Essex Magazine, April 2003

"Discovering Hidden Talents"

By: Kathy Gilligan

When Bob Pejman's mother decided to open an art gallery in 1988, she enlisted her son's help, and together the two built a gallery and framing business in Short Hills that has proven to be quite successful. But Pejman's own story took a decided and wonderfully ironic twist when, at the same time that he was seeking new artists to exhibit, he stumbled upon something else he hadn't expected to find: his own artistry, and a talent for painting that had lain dormant for years.

"I began drawing and painting at the age of five and pursued art very seriously though my high school years," Pejman says. When it came time to choose a career and go to college, however, the young artist decided to pursue a more financially secure route. "I was afraid I would starve as an artist and my more immediate goal should be to go into a business. Instead of art, I studied computer science and music.
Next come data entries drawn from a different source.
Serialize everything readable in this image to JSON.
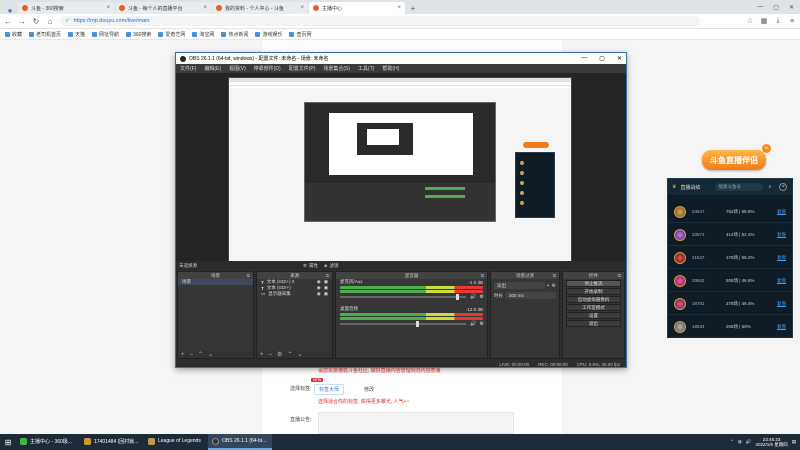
{
  "browser": {
    "tabs": [
      {
        "label": "斗鱼 - 360搜索",
        "active": false
      },
      {
        "label": "斗鱼 - 每个人的直播平台",
        "active": false
      },
      {
        "label": "我的资料 - 个人中心 - 斗鱼",
        "active": false
      },
      {
        "label": "主播中心",
        "active": true
      }
    ],
    "new_tab": "+",
    "url": "https://mp.douyu.com/live/main",
    "bookmarks": [
      "收藏",
      "老司机首页",
      "天猫",
      "网址导航",
      "360搜索",
      "爱奇艺网",
      "淘宝网",
      "热点新闻",
      "游戏娱乐",
      "查页网"
    ]
  },
  "page": {
    "notice": "请您需要遵循斗鱼社区, 做好直播内容管理规范内容质量",
    "label_select": "选择标签:",
    "tag_new": "NEW",
    "tag_btn": "标签大师",
    "tag_edit": "修改",
    "tag_hint": "选择适合你的标签, 获得更多曝光, 人气+~",
    "label_notice": "直播公告:"
  },
  "obs": {
    "title": "OBS 26.1.1 (64-bit, windows) - 配置文件: 未命名 - 场景: 未命名",
    "menu": [
      "文件(F)",
      "编辑(E)",
      "视图(V)",
      "停靠部件(D)",
      "配置文件(P)",
      "场景集合(S)",
      "工具(T)",
      "帮助(H)"
    ],
    "no_source": "未选择源",
    "props": "属性",
    "filters": "滤镜",
    "docks": {
      "scenes": {
        "title": "场景",
        "items": [
          "场景"
        ]
      },
      "sources": {
        "title": "来源",
        "items": [
          "文本 (GDI+) 2",
          "文本 (GDI+)",
          "显示器采集"
        ]
      },
      "mixer": {
        "title": "混音器",
        "channels": [
          {
            "name": "麦克风/Aux",
            "db": "-1.0 dB"
          },
          {
            "name": "桌面音频",
            "db": "-12.0 dB"
          }
        ]
      },
      "transitions": {
        "title": "场景过渡",
        "type": "淡出",
        "duration_label": "时长",
        "duration": "300 ms"
      },
      "controls": {
        "title": "控件",
        "buttons": [
          "停止推流",
          "开始录制",
          "启动虚拟摄像机",
          "工作室模式",
          "设置",
          "退出"
        ]
      }
    },
    "status": {
      "live": "LIVE: 00:00:00",
      "rec": "REC: 00:00:00",
      "cpu": "CPU: 0.5%, 30.00 fps"
    }
  },
  "douyu": {
    "banner": "斗鱼直播伴侣",
    "header": "直播战绩",
    "search_placeholder": "搜索斗鱼号",
    "rows": [
      {
        "id": "24847",
        "stat": "752场 | 58.6%",
        "link": "复盘"
      },
      {
        "id": "23574",
        "stat": "414场 | 52.4%",
        "link": "复盘"
      },
      {
        "id": "21547",
        "stat": "176场 | 58.2%",
        "link": "复盘"
      },
      {
        "id": "20842",
        "stat": "506场 | 46.6%",
        "link": "复盘"
      },
      {
        "id": "19701",
        "stat": "278场 | 46.4%",
        "link": "复盘"
      },
      {
        "id": "18634",
        "stat": "206场 | 50%",
        "link": "复盘"
      }
    ]
  },
  "taskbar": {
    "apps": [
      {
        "label": "主播中心 - 360极...",
        "color": "#3db54a",
        "active": false
      },
      {
        "label": "17401484 (回村就...",
        "color": "#c99a2e",
        "active": false
      },
      {
        "label": "League of Legends",
        "color": "#b89b4e",
        "active": false
      },
      {
        "label": "OBS 26.1.1 (64-bi...",
        "color": "#333333",
        "active": true
      }
    ],
    "time": "23:45:23",
    "date": "2022/1/6 星期四"
  }
}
With a degree in computer science, Pejman entered the corporate world. "While I was successful in my work, I was not able to find a way to express myself creatively," he explains. "During my last few years in the corporate world I started to paint a bit just testing the waters. Still, I had no plans to pursue painting full time."

It was at his own gallery that the emerging artist had the good fortune to meet painter Anatoly Ivanov, whose work was being exhibited. "I was inspired by Ivanov's work--it was the type of painting I liked to do, although my paintings were nothing close to his," Pejman explains. "I showed him some of my paintings and asked him to take me on as a pupil. To my delight he did."
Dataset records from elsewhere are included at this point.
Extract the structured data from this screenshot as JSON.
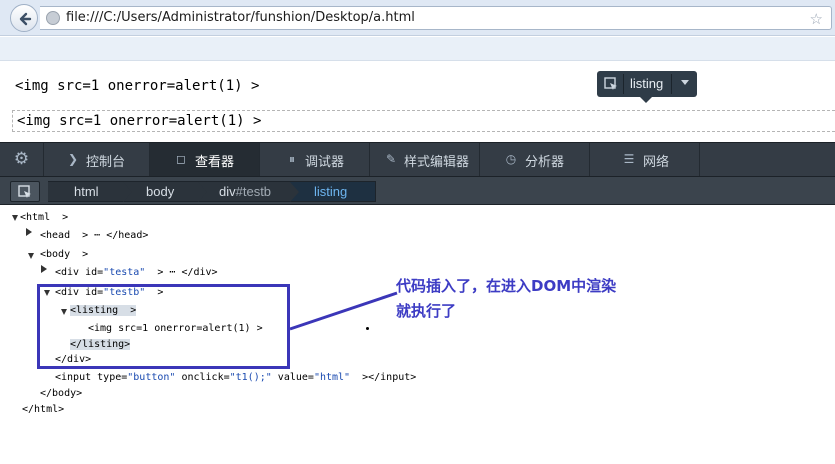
{
  "browser": {
    "url": "file:///C:/Users/Administrator/funshion/Desktop/a.html"
  },
  "page": {
    "line1": "<img src=1 onerror=alert(1) >",
    "line2": "<img src=1 onerror=alert(1) >"
  },
  "inspector_tooltip": {
    "label": "listing"
  },
  "devtools": {
    "tabs": [
      {
        "label": "控制台",
        "icon": "chevron-right-icon"
      },
      {
        "label": "查看器",
        "icon": "inspector-icon"
      },
      {
        "label": "调试器",
        "icon": "pause-icon"
      },
      {
        "label": "样式编辑器",
        "icon": "pencil-icon"
      },
      {
        "label": "分析器",
        "icon": "stopwatch-icon"
      },
      {
        "label": "网络",
        "icon": "network-icon"
      }
    ],
    "breadcrumbs": [
      {
        "tag": "html",
        "id": ""
      },
      {
        "tag": "body",
        "id": ""
      },
      {
        "tag": "div",
        "id": "#testb"
      },
      {
        "tag": "listing",
        "id": ""
      }
    ]
  },
  "tree": {
    "html_open": "<html  >",
    "head": "<head  > ⋯ </head>",
    "body_open": "<body  >",
    "div_testa_tag": "<div ",
    "div_testa_attr": "id=",
    "div_testa_val": "\"testa\"",
    "div_testa_rest": "  > ⋯ </div>",
    "div_testb_tag": "<div ",
    "div_testb_attr": "id=",
    "div_testb_val": "\"testb\"",
    "div_testb_rest": "  >",
    "listing_open": "<listing  >",
    "img_text": "<img src=1 onerror=alert(1) >",
    "listing_close": "</listing>",
    "div_close": "</div>",
    "input_tag": "<input ",
    "input_a1": "type=",
    "input_v1": "\"button\"",
    "input_a2": " onclick=",
    "input_v2": "\"t1();\"",
    "input_a3": " value=",
    "input_v3": "\"html\"",
    "input_rest": "  ></input>",
    "body_close": "</body>",
    "html_close": "</html>"
  },
  "annotation": {
    "text": "代码插入了，在进入DOM中渲染就执行了"
  },
  "colors": {
    "annotation": "#3b36b8",
    "attr_value": "#1a4ab0",
    "selected_crumb": "#6db5f0"
  }
}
It was at this point that Pejman began painting in earnest, learning, he says, at a furious pace, making up for lost time. "It was like discovering new talents," the artist recalls. "I realized I had potential. And I had a great teacher."

Pejman creates paintings in a genre called Romantic Realism. "I've always loved traditional, representational art, and have a fascination with architecture and perspective. The work is not photo-realistic, but is a mix of realism and imagination," says the artist, whose oil paintings often represent Mediterranean or other exotic scenes, with warm colors, bright sun, blue skies and oceans, as well as meandering hallways and twisting paths that always lead to mysterious destinations. "There are no people in my paintings," he notes. "Instead, I invite the viewer to place themselves in the scene."

His work now hangs in 20 or more galleries across the country, and some have been woven into tapestries in France, made into wall-size murals in Germany and Sweden and published in England. Pejman offers limited edition pieces, and closer to home, his art has been exhibited in his own gallery.

"Had I gone to art school directly out of high school, I'm sure I would not be painting the kind of art I do now, but perhaps more abstract works that many schooled artists now produce," Pejman notes. "But abstract art is not my passion, and fortunately, for me as an artist, many other people also enjoy the type of painting that I enjoy."